In modernity, the analysis of objects in respect of the fundamental categories 'form' and 'content' became important in different scientific disciplines. Both in the history of arts as well as in sociology, approaches based on the above differentiation even created a new terminology for particular dominant research areas such as 'Formgeschichte' (history of forms) or 'Formalsoziologie' (formal sociology). In other disciplines, however, this difference – based on the philosophical discourse – was obviously less present. Nonetheless it marked different fields of natural sience such as, e.g., medicine.

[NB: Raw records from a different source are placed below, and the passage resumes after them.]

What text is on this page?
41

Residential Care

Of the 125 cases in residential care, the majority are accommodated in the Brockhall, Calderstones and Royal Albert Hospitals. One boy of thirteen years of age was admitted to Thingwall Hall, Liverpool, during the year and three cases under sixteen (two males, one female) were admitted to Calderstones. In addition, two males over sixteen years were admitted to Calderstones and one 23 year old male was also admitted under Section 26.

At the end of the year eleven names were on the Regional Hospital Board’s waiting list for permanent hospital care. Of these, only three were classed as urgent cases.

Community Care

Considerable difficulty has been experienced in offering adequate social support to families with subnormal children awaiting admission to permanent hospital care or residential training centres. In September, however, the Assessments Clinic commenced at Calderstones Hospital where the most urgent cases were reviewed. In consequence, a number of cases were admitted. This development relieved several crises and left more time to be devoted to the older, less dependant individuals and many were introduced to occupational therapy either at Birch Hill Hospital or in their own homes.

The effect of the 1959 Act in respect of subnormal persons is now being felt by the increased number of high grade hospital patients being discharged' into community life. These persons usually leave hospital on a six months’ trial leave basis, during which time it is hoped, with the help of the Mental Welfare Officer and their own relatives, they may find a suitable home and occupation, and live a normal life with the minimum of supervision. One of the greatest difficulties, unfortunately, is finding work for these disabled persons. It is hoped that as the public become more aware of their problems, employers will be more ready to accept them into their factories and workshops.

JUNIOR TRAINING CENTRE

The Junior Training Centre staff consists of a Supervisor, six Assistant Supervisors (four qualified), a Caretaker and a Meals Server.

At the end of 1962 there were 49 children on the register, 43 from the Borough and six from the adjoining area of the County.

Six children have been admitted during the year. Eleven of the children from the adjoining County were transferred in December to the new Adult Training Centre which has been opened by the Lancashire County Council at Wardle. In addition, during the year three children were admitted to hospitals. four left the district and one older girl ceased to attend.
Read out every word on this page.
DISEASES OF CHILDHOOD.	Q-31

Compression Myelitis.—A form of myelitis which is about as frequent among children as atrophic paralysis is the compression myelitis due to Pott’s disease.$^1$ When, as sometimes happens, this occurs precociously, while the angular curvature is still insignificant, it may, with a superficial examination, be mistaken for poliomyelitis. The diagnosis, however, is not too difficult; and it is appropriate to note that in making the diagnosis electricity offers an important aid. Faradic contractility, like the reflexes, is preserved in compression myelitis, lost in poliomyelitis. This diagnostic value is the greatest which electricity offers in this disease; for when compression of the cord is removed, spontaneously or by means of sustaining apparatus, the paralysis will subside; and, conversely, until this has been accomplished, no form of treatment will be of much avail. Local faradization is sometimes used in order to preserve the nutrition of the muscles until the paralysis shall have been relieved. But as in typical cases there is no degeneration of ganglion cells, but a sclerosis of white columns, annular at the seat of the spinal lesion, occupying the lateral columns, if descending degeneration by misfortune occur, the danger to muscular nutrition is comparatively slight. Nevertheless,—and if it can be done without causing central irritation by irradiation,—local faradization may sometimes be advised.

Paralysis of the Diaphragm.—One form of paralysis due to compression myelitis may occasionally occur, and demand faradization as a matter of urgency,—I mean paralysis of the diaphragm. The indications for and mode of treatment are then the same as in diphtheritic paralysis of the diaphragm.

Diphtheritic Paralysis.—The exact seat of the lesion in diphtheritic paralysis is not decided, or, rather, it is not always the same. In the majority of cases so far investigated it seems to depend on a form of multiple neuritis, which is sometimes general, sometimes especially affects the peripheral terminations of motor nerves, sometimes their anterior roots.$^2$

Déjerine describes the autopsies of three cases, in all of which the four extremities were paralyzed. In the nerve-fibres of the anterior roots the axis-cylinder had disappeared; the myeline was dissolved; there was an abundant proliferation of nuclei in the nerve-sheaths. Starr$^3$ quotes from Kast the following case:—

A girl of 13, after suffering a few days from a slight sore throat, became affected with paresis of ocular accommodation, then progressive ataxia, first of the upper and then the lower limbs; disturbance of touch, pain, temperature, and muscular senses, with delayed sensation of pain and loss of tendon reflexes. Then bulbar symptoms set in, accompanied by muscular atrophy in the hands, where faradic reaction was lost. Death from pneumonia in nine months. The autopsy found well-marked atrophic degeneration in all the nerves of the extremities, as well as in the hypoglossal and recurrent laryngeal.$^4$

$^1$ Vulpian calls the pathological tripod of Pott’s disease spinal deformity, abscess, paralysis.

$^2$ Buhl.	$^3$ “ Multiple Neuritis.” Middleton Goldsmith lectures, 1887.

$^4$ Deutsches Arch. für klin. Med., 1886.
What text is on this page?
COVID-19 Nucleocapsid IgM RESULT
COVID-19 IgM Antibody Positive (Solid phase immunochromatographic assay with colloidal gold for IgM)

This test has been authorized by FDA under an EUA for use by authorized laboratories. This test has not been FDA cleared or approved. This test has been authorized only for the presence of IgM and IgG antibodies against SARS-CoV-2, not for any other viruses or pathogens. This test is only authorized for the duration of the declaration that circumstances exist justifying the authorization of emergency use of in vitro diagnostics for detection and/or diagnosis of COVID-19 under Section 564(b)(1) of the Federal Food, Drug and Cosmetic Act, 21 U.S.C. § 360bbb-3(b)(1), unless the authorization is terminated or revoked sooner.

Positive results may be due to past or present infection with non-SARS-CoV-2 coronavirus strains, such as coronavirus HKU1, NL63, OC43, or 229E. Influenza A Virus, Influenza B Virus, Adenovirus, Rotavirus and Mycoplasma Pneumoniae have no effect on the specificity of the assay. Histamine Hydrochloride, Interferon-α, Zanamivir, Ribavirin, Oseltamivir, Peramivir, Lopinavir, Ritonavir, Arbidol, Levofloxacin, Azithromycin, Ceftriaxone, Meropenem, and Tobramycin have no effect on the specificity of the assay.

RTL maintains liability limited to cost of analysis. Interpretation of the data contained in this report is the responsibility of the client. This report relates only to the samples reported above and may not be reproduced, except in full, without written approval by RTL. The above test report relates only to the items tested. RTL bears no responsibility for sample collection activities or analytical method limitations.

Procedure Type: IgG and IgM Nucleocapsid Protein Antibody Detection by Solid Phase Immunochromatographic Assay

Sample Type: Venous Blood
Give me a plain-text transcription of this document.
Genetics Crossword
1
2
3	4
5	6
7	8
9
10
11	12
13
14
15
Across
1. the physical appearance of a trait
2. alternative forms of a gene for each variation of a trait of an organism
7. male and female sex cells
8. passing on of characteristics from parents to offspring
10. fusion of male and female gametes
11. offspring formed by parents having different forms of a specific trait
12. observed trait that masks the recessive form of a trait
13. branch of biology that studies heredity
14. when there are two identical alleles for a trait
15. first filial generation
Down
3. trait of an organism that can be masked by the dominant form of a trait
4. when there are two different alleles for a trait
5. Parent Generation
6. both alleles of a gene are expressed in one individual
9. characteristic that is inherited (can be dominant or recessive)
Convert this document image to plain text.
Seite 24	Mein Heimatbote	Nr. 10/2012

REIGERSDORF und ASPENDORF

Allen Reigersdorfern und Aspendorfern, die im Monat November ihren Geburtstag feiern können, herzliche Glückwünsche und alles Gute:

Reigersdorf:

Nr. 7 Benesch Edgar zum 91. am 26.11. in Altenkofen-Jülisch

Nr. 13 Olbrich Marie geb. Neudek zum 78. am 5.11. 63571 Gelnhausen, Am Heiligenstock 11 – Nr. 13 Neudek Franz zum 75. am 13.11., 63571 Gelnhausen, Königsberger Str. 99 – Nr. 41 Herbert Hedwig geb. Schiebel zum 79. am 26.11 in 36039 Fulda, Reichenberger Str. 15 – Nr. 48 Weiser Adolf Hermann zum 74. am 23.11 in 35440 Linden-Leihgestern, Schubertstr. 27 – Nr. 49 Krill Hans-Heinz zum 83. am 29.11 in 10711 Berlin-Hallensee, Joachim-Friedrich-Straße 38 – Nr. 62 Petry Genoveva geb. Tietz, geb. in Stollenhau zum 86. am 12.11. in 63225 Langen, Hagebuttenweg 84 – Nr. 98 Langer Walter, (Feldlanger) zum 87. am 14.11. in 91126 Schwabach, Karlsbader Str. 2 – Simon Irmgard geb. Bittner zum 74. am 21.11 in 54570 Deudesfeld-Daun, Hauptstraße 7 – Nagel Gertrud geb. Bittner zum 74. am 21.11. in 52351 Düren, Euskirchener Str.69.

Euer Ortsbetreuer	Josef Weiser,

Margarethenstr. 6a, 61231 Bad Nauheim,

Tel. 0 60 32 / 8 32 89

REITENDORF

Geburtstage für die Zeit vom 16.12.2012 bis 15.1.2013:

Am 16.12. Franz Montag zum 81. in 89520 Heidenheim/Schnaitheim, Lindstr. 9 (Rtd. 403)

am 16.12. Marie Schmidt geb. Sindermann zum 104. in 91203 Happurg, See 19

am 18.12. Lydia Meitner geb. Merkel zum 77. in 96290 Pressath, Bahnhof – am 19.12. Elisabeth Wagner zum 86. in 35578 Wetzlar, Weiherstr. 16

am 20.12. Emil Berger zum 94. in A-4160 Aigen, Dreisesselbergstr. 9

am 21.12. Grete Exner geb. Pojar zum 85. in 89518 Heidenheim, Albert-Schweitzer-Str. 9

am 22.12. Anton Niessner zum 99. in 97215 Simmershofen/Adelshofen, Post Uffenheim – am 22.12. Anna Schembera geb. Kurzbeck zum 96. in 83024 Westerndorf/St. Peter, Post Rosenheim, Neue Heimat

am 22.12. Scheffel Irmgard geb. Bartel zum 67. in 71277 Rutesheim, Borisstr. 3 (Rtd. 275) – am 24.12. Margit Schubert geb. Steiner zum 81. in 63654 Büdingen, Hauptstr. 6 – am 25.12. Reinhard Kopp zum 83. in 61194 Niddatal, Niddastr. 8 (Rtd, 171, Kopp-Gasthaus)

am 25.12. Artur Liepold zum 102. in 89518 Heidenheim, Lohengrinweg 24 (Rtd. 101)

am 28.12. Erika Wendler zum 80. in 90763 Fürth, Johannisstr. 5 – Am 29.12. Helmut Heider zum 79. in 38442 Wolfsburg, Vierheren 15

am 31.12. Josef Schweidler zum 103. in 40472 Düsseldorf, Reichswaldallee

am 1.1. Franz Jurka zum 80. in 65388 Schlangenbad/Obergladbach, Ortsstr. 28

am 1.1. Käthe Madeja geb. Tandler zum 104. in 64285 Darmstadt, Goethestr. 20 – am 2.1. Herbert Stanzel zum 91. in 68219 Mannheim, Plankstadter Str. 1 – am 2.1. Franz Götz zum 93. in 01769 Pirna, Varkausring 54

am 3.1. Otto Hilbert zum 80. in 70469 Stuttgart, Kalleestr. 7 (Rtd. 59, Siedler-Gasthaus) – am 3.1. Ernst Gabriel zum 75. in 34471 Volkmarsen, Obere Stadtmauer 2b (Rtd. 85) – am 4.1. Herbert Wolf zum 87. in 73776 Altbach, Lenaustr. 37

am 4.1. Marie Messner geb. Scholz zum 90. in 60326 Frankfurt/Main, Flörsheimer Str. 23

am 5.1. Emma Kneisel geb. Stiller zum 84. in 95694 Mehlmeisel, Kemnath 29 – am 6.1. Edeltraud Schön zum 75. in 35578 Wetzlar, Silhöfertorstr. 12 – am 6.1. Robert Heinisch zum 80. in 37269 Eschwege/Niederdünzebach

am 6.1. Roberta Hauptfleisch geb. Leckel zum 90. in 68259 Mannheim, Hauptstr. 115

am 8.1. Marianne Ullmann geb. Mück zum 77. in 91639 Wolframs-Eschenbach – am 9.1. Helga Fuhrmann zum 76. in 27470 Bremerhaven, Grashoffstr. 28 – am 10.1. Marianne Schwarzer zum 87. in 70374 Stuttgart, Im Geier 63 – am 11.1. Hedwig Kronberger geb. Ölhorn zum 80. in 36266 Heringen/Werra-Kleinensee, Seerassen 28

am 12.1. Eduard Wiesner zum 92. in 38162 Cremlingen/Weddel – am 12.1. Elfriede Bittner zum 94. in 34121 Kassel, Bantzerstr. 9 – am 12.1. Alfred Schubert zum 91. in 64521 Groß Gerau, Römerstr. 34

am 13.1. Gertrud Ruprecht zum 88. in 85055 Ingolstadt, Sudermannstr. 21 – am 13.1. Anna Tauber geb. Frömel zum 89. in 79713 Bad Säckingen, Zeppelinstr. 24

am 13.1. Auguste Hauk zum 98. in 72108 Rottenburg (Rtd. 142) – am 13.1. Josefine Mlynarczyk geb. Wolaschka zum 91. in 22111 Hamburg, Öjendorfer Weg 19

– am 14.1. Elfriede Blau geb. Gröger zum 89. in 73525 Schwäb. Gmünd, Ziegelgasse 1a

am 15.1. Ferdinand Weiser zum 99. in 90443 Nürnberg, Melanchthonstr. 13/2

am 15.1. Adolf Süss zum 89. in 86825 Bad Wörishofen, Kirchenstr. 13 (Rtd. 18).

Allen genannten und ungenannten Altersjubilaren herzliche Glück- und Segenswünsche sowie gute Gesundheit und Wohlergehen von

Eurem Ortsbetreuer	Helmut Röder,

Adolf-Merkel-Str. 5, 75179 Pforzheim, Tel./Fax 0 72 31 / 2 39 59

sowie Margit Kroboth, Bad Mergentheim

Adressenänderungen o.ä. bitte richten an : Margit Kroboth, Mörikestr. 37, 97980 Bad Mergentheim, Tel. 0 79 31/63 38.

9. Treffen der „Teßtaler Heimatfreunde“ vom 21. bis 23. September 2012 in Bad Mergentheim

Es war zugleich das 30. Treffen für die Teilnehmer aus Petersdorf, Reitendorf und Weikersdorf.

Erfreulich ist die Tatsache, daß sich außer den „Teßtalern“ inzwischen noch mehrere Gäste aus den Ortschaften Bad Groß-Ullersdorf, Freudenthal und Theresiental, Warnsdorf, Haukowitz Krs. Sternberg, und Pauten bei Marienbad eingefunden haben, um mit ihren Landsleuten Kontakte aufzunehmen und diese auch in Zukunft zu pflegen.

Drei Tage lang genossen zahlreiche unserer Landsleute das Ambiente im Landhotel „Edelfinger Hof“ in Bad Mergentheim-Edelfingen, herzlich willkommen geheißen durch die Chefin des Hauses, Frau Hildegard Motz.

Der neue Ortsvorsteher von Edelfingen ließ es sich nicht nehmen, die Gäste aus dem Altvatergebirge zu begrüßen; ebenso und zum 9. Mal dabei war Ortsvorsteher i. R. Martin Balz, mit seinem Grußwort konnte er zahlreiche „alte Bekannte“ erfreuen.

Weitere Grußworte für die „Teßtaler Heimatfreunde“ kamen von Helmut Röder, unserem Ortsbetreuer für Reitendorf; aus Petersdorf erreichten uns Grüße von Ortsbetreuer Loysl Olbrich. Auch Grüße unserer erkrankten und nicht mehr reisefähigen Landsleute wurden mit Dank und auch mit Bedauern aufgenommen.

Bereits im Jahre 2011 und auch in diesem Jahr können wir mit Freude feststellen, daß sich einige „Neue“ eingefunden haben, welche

The projects analyses this 'form-content' dichotomy in art history, sociology and psychiatry – as a branch of medicine – considering its particular interpretation and applicability. In the history of arts, the research focuses on the work of important representatives of the Viennese School (Alois Riegl, Max Dvorák and Franz Wickhoff.), in sociology on contributions in formal sociology (Rudolf Eisler et al.) and in psychiatry on the influence of important neuro –psychopathologists (Julius Wagner-Jauregg, Richard Krafft-Ebing et al.).

Ethnological Research in Austria and its origin in the multinational monarchy. A contribution to the intellectual history and sociology of knowledge.
Bernd Weiler.

The project mainly focuses on Austrian Ethnology, as probably the perspectivistic discipline apart from sociology of knowledge. The analysis thereby concentrates on the biographical embedding of ethnology in the multinational monarchy under aspects belonging to the sociology of knowledge. Furthermore, the research examines the intellectual history of ethnology, its relevant impacts and its links to related disciplines in culture studies inside and outside Austria. The conceptual reconstruction and analysis of this by no means uniform tradition tends to the following topics: Ludwig Gumplowicz's and Gustav Ratzenhofer's sociology of groups and conflicts which was conceptualized as world historical approach, the Viennese School of Ethnology with the Steylian missionaries Wilhelm Schmidt, Wilhelm Koppers, Martin Gusinde and Paul Schebesta, Bronislaw Malinowski's functionalism and finally the ethnological work of Sigmund Freud and Richard Thurnwald.